There is also a lack of real narrative about direction – little has been heard from FSG for a while now. Although there is a strong possibility this is more to do with John Henry’s commitment to ‘let actions speak louder than words’ than any lack of interest or commitment.
There will always be speculation about the long term exit strategy for FSG – but I think it is unlikely that a buyer will be found to acquire the club as a complete entity. There is unlikely to be suitors lining up with £800m to spend. It is more likely that over time, FSG will source other investors but retain a controlling stake. So I believe they are likely to be in control at Liverpool for the long term.
If they retain the commitment to re-invest profit back into the club then that can be good news for Liverpool. The redeveloped stadium and the strong commercial performance FSG will deliver away from the pitch will reap long term reward on it.

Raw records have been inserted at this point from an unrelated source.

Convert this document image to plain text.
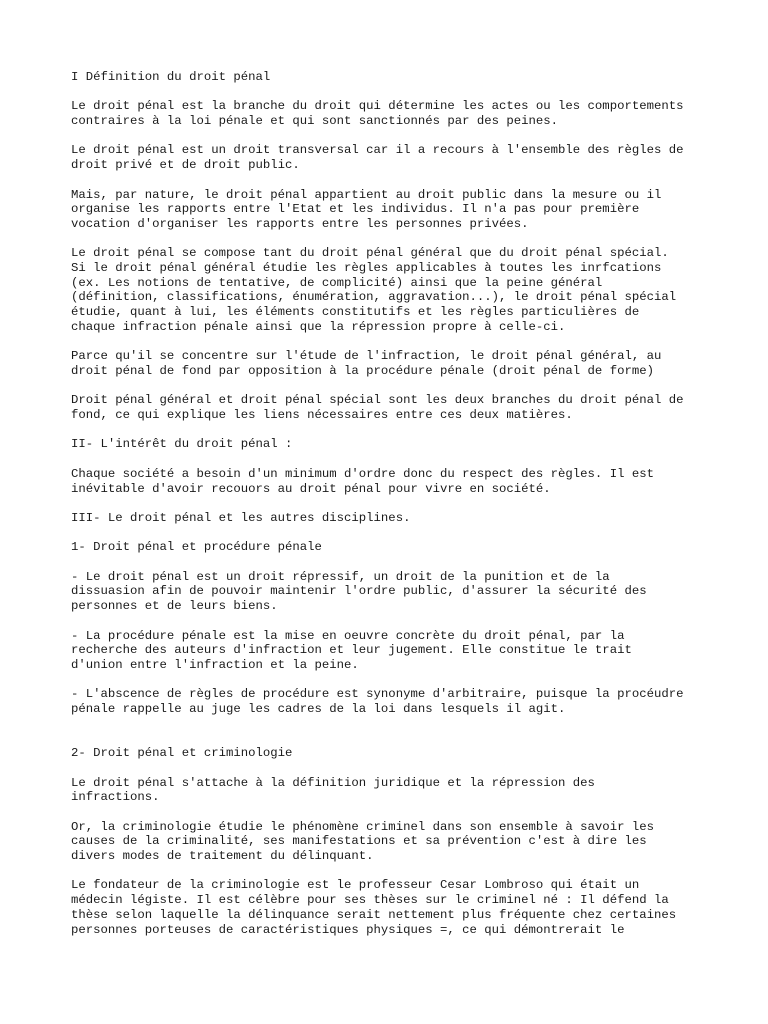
I Définition du droit pénal
Le droit pénal est la branche du droit qui détermine les actes ou les comportements
contraires à la loi pénale et qui sont sanctionnés par des peines.
Le droit pénal est un droit transversal car il a recours à l'ensemble des règles de
droit privé et de droit public.
Mais, par nature, le droit pénal appartient au droit public dans la mesure ou il
organise les rapports entre l'Etat et les individus. Il n'a pas pour première
vocation d'organiser les rapports entre les personnes privées.
Le droit pénal se compose tant du droit pénal général que du droit pénal spécial.
Si le droit pénal général étudie les règles applicables à toutes les inrfcations
(ex. Les notions de tentative, de complicité) ainsi que la peine général
(définition, classifications, énumération, aggravation...), le droit pénal spécial
étudie, quant à lui, les éléments constitutifs et les règles particulières de
chaque infraction pénale ainsi que la répression propre à celle-ci.
Parce qu'il se concentre sur l'étude de l'infraction, le droit pénal général, au
droit pénal de fond par opposition à la procédure pénale (droit pénal de forme)
Droit pénal général et droit pénal spécial sont les deux branches du droit pénal de
fond, ce qui explique les liens nécessaires entre ces deux matières.
II- L'intérêt du droit pénal :
Chaque société a besoin d'un minimum d'ordre donc du respect des règles. Il est
inévitable d'avoir recouors au droit pénal pour vivre en société.
III- Le droit pénal et les autres disciplines.
1- Droit pénal et procédure pénale
- Le droit pénal est un droit répressif, un droit de la punition et de la
dissuasion afin de pouvoir maintenir l'ordre public, d'assurer la sécurité des
personnes et de leurs biens.
- La procédure pénale est la mise en oeuvre concrète du droit pénal, par la
recherche des auteurs d'infraction et leur jugement. Elle constitue le trait
d'union entre l'infraction et la peine.
- L'abscence de règles de procédure est synonyme d'arbitraire, puisque la procéudre
pénale rappelle au juge les cadres de la loi dans lesquels il agit.
2- Droit pénal et criminologie
Le droit pénal s'attache à la définition juridique et la répression des
infractions.
Or, la criminologie étudie le phénomène criminel dans son ensemble à savoir les
causes de la criminalité, ses manifestations et sa prévention c'est à dire les
divers modes de traitement du délinquant.
Le fondateur de la criminologie est le professeur Cesar Lombroso qui était un
médecin légiste. Il est célèbre pour ses thèses sur le criminel né : Il défend la
thèse selon laquelle la délinquance serait nettement plus fréquente chez certaines
personnes porteuses de caractéristiques physiques =, ce qui démontrerait le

Although last season seemed like a disaster and a huge step backward after coming so close to the title, it was in some ways a sobering reality check that the margin for error in which we operate is still so small.
This season will tell us if we have learnt from our mistakes, the pressure is on the manager, he has to prove that he can over perform. That will be the expectation – he has the squad and backroom team in place that he wants. It’s time to deliver.
This summer has been a window of opportunity for us to regroup and reshape – I am cautiously optimistic we have made better decisions and learnt from our mistakes.